The second aim i s to identify personal and disease characteristics associated with symptom burden, functional status, and QoL. Understanding these associations will help to identify patients who may be at risk for poor outcomes and lead to future intervention development. Mr. LeBlanc and his Sponsors have identified four training goals that will facilitate the successful completion of the proposed work and prepare him for a career as a nurse scientist.
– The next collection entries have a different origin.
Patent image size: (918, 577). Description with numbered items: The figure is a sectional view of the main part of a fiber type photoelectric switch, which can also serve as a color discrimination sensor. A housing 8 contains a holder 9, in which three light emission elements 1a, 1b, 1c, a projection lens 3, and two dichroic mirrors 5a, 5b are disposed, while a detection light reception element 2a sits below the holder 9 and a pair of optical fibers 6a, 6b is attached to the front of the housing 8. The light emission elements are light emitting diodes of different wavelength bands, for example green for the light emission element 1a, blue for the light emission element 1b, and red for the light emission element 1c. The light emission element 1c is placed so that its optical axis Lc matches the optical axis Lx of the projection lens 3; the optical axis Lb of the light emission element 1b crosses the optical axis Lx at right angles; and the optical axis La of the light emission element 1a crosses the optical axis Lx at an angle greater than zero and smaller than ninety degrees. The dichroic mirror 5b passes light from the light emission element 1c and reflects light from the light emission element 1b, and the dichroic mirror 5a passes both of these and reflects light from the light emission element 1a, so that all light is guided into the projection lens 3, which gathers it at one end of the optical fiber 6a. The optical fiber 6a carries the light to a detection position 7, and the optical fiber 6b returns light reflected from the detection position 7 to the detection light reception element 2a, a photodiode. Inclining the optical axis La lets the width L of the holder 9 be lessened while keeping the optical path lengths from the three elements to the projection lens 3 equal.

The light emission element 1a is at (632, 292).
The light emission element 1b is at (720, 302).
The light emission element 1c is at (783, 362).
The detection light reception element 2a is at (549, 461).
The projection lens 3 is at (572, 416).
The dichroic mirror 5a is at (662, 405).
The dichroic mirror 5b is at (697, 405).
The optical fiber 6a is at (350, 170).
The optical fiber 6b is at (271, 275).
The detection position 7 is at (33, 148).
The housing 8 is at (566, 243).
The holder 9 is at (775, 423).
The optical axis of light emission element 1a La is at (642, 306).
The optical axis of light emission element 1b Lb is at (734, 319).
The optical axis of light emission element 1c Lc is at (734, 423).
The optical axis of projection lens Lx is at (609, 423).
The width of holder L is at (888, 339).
These goals are to: 1) advance knowledge of symptom science theory, research design, and analysis; 2) acquire skills and knowledge related to the use of patient-reported outcomes measures in research and clinical settings; 3) build skills and knowledge to successfully conduct cohort studies; and, 4) expand knowledge of the myeloma patient population. His training plan takes advantage of resources available at Duke University, such as the Duke Cancer Institute, Department of Population Health Sciences, and Social Sciences Research Institute. Additionally, Mr. LeBlanc has assembled a team of health scientists who have the expertise to meet his training goals through one on one mentoring and independent studies. This fellowship would afford Mr. LeBlanc training in symptom science and patient reported outcomes, while assembling one of the first cohorts of myeloma patients based in the US. Once established, this cohort presents opportunities for further exploration and longitudinal follow-up to help launch Mr. LeBlanc?s career as an independent nurse scientist.
This cross-sectional observational study could improve our understanding of the symptom burden, functional status, and quality of life among multiple myeloma patients and inform development of interventions to improve care. Knowledge gained about this understudied population could be applied in other oncology populations and lead to improved outcomes across cancer diagnoses.